Intersection of planar shapes

I need to get the intersection of planar shapes.
Easier said than done.
If these planar shapes are each composed of a single curve, “Region Intersect” works fine, but if the shapes have “Holes” (inner boundaries), then all goes haywire.
You would be tempted to make planar surfaces and to intersect them with a “Solid Intersection”, but then you get stupid results like Unions instead of Intersections.

Maybe there’s a plugin tool somewhere that does a good job at this rather basic task ?
230223_PROG_Planar shape intersection.gh (40.7 KB)

Hello,

Solid operations only work with closed Breps.
Extruding those breps 1mm seems to give the correct result ?

Yes, but what a hassle !
Then you need to add a bunch of code to retrieve the shape you need : explode the resulting Brep, find the two large faces, then figure out which one is on the initial plane of your shapes.

This is completely silly…

Moreover, if solid operations are not supposed to work with non-closed Breps, why does it not throw an error message instead of doing crazy shit ?

I used Brep | Plane to avoid that.

Surface Split could be another way…

SInt works if your extrude the surfaces first.


Planar shape intersection _2023Feb23a.gh (37.6 KB)

Hi Joseph,

Thanks for the suggestion.
The thing is, I know there’s a bunch of workarounds, and I’ll resort to them if there’s no smarter way I’m trying to make an afficient definition as I need to perform shitloads of such operations…

Well, OK, but still : lousy workarounds for what should be a mundane planar operation.

I must admit that this simple case with circles on XY plane not working is quite perplexing…

When you whine, David listens!

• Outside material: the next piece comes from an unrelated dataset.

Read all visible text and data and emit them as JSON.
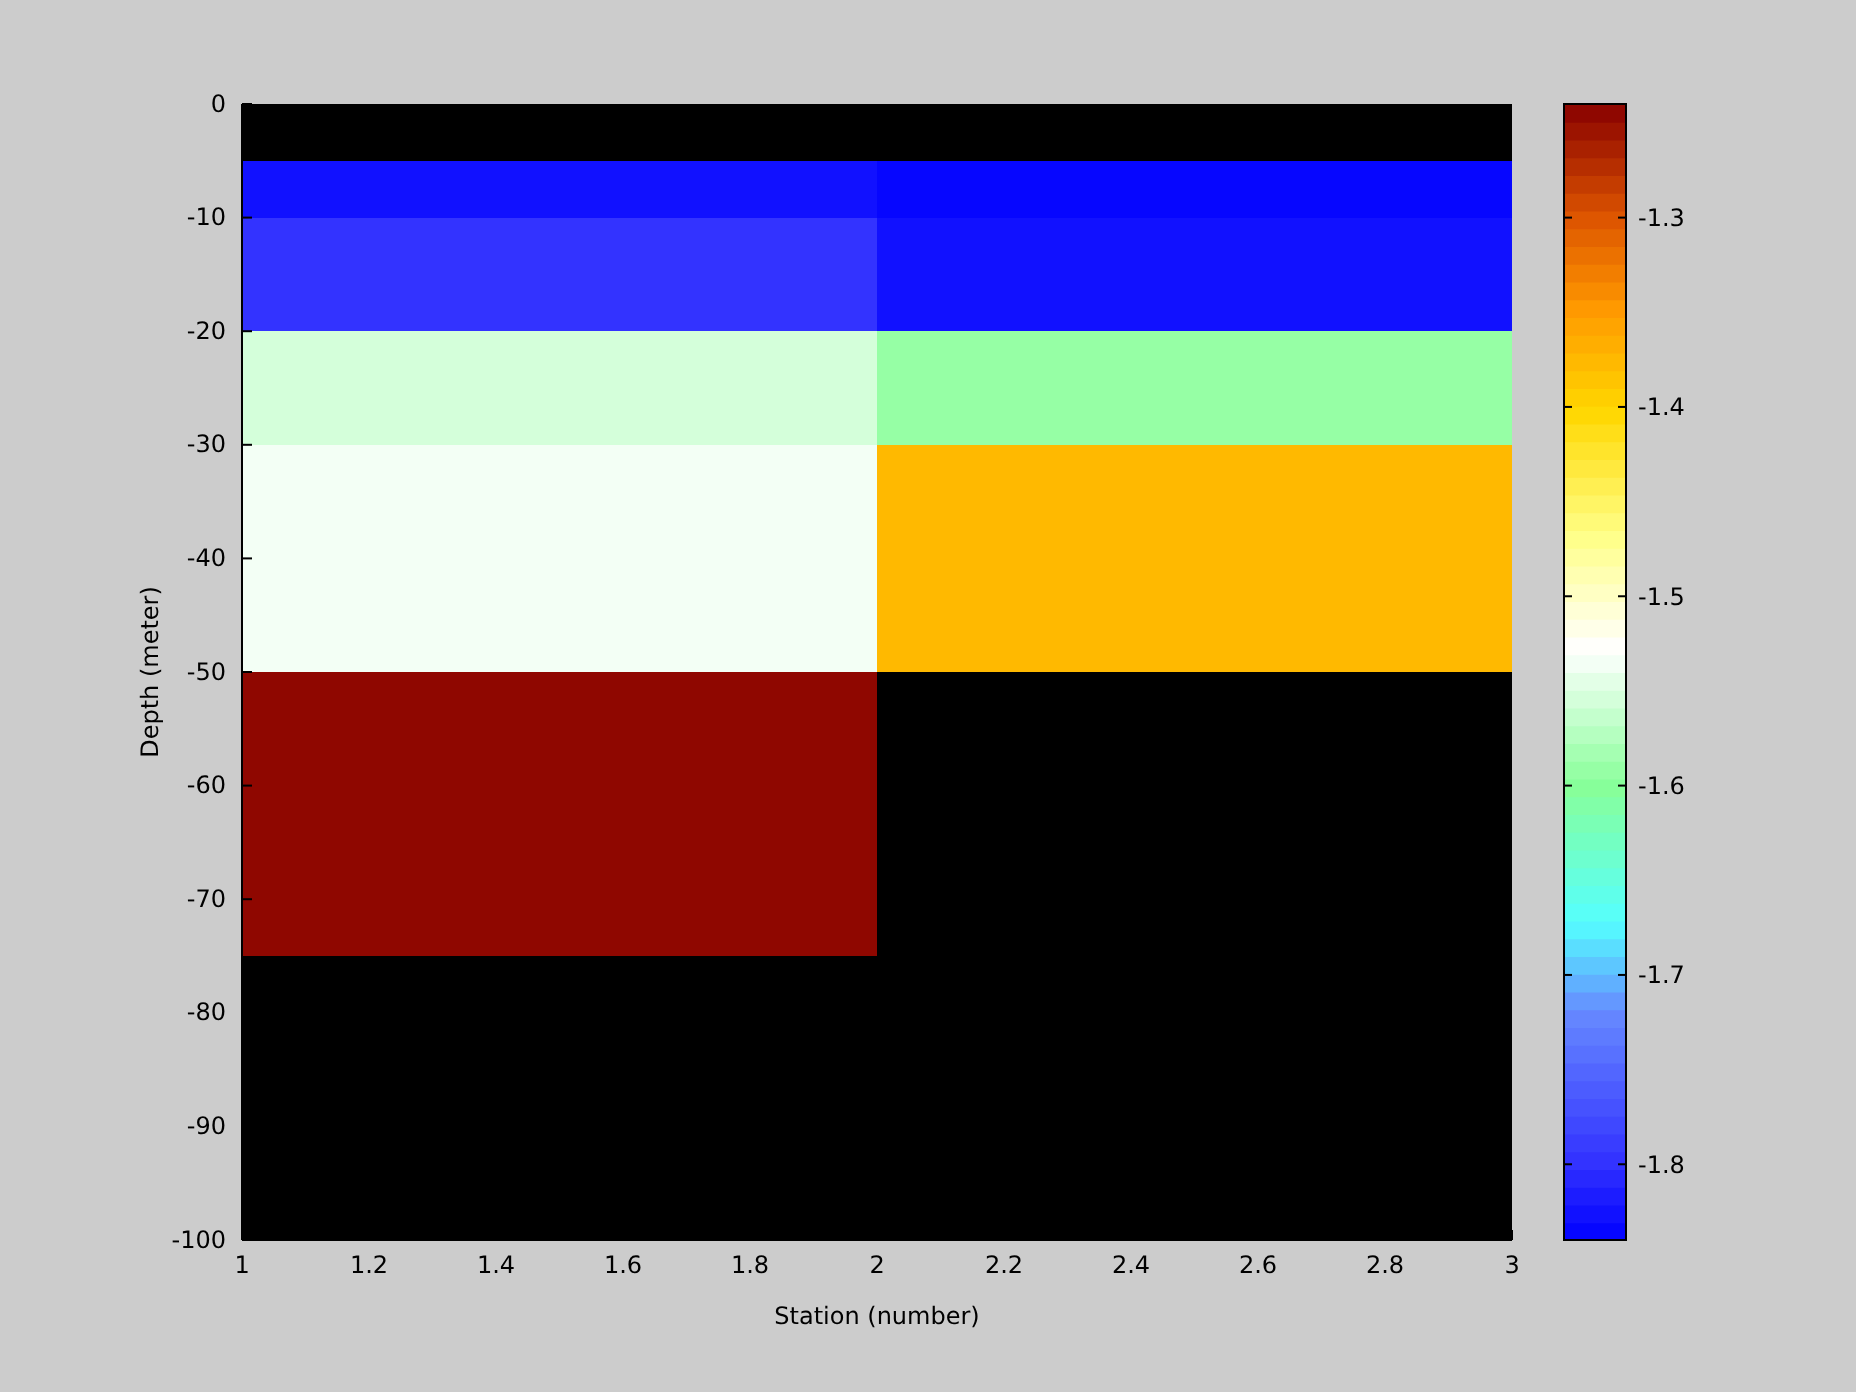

Sometimes. :wink: Cluster this?


Planar shape intersection _2023Feb23b.gh (42.3 KB)

He he…
Guess what ? Blocks can now be referenced with native components in the WIP’s GH1 !
Only took 10 years of crying, begging, making a total arse of myself…

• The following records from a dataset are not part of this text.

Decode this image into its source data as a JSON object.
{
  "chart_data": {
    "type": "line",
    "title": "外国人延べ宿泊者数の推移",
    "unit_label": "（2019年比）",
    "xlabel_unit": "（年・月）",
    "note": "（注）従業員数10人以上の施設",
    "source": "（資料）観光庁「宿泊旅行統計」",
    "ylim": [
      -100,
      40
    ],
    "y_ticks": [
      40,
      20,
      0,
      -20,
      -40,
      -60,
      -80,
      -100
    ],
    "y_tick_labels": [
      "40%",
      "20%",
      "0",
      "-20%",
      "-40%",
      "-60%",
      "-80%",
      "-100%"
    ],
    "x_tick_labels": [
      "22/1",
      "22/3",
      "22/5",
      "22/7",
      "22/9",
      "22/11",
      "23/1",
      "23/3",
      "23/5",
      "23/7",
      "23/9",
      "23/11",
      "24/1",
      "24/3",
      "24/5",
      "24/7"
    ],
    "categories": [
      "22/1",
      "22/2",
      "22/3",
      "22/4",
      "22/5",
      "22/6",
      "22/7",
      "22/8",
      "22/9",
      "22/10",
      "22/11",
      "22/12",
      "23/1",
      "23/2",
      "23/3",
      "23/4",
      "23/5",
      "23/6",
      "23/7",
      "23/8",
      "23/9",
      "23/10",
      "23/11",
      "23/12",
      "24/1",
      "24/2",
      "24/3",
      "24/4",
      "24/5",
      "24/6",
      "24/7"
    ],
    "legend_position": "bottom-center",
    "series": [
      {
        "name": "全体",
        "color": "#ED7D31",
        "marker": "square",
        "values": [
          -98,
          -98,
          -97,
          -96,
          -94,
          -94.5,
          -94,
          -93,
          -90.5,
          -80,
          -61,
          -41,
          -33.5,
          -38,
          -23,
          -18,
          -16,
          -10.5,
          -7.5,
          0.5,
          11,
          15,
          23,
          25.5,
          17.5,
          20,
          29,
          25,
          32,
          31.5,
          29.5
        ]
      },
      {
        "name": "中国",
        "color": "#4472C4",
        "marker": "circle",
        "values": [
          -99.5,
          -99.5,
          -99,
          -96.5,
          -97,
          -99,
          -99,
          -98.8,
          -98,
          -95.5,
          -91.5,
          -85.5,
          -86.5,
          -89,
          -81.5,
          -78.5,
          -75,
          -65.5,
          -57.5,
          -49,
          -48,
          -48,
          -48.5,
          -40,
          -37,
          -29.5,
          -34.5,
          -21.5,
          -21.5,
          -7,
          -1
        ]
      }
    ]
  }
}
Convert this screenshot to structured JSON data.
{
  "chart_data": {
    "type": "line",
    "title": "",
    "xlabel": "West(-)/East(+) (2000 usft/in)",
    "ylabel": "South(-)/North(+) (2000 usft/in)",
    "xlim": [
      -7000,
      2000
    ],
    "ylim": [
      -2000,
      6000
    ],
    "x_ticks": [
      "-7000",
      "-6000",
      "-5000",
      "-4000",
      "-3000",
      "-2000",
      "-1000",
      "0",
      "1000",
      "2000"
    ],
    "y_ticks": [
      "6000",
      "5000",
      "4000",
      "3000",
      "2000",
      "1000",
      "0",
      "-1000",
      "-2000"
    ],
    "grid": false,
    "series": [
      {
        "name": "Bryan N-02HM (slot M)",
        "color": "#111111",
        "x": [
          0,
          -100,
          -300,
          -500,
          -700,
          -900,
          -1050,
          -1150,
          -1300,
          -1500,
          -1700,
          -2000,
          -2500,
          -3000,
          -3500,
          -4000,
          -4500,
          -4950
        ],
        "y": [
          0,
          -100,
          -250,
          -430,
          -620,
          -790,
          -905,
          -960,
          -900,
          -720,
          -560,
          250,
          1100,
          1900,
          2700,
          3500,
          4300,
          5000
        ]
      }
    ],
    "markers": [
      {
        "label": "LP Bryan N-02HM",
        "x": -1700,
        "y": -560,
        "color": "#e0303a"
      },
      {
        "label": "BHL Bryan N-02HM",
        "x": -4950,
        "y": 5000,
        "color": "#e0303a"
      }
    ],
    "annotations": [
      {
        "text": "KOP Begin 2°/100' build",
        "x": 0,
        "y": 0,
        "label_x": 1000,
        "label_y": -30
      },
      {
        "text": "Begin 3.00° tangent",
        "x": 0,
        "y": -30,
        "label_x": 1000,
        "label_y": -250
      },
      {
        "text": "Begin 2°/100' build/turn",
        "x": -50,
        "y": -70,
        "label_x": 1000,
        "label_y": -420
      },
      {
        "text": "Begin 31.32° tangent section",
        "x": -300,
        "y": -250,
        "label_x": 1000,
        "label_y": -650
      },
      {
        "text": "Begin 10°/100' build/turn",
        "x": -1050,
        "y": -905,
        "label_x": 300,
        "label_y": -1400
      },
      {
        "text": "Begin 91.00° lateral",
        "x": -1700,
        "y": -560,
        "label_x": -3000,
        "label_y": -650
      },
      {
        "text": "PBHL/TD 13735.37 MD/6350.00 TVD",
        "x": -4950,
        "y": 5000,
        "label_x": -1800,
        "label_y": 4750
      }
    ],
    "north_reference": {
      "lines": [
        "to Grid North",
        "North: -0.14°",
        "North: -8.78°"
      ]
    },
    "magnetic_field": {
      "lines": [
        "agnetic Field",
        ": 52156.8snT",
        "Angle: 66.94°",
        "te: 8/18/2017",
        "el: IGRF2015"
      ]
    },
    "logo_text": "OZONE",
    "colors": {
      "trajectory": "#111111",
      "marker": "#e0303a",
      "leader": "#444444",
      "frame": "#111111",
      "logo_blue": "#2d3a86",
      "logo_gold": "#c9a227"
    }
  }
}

Thanks for your code snippet :wink:

1 Like

… and now that we’re dealing with GH"s booleans, we get all the ususal miscarriages…
Amusingly enough, if you bake the Breps and perform the boolean intersection in Rhino, it works.
Really fed up wasting my time on stuff like that.
230223_PROG_GH Boolean fails again.gh (20.9 KB)

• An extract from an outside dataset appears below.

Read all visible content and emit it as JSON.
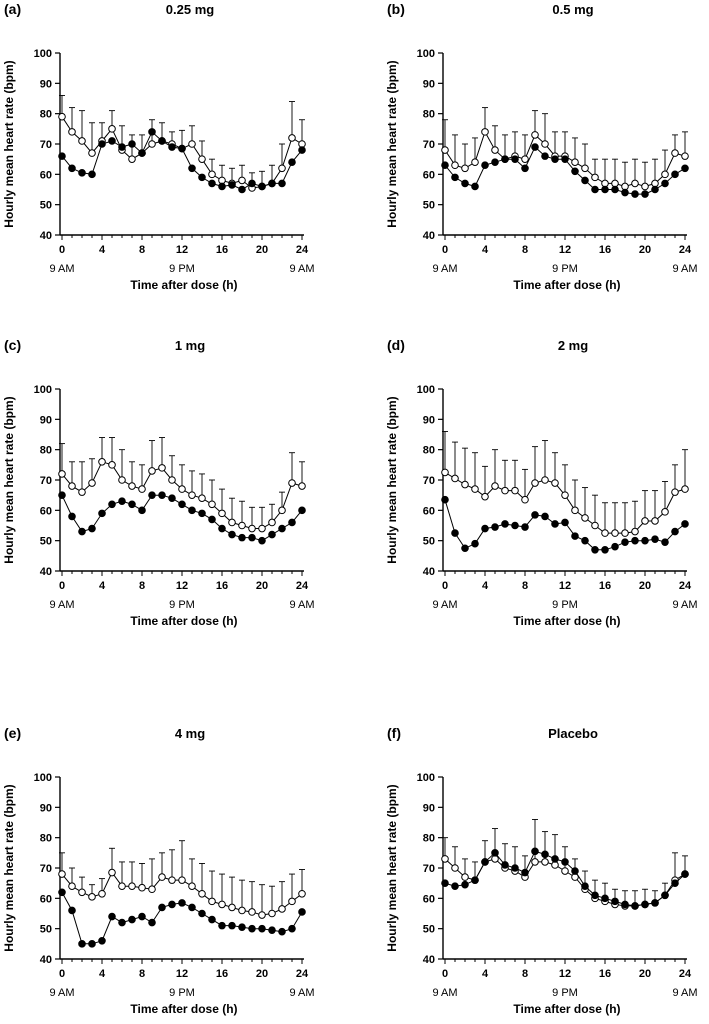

Yeah because one Brep from set B doesn’t touch the other brep from set A… I guess the component doesn’t detect that, so a Brep|Brep is needed first to remove those cases…

230223_PROG_GH Boolean fails again.gh (28.5 KB)

Well that doesn’t bother Rhino’s _BooleanIntersection

Your filtering is kind of neat, by the way, thanks !

The RhinoCommon method also works :man_facepalming:

230223_PROG_GH Boolean fails again.gh (30.8 KB)

That’s a whole lot of C# code to do what my last post does with standard components!

I realized I needed to find the intersection between 3 sets of curves.
I ended up using a robust intersection tool from the “Clipper” plugin called “Polyline boolean”.

1 Like

The piece is finished.

Here’s a little album showing key parts of the process

8 Likes

That’s a very nicely done shape - congrats. Would it be fair to say it’s an example of 5-axis machining? Or is there another term for what you did?

What Kuka model did you use? And which CAM software?

Hi Birk,

Most typically, “5 axis-machining” refers to CNCs with 3 linear axis for the tool and 2 rotating axis for the stock support, or similar combinations.
In the case of my setup, the robot has 6 rotating axis for the tool, and the stock stands on a turntable, which makes a total of 7 rotating axis.
For this sculpture, I was going for a full synchronus “5 axis” milling, but decided otherwise because of the difficulty of holding the part properly and avoid vibrations.
I finally chose a rather basic strategy which is sequential 3 axis milling (multiple 3 axis passes, each having a different tool orientation).

My robot is a KR210 R3100 Ultra with a 8KW HSD ES951 spindle.
I use Grasshopper+KUKA|prc for the offline programming, plus FUSION 360.

1 Like

Great info - thanks. The Kuka certainly does complicate things, and I can see how it has become such a popular device given all it’s degrees of freedom. I’m not sure the old nomenclature of 3, 4, or 5 axis machining makes sense with this type of machine. But I guess that doesn’t matter given the kinds of shapes it can make.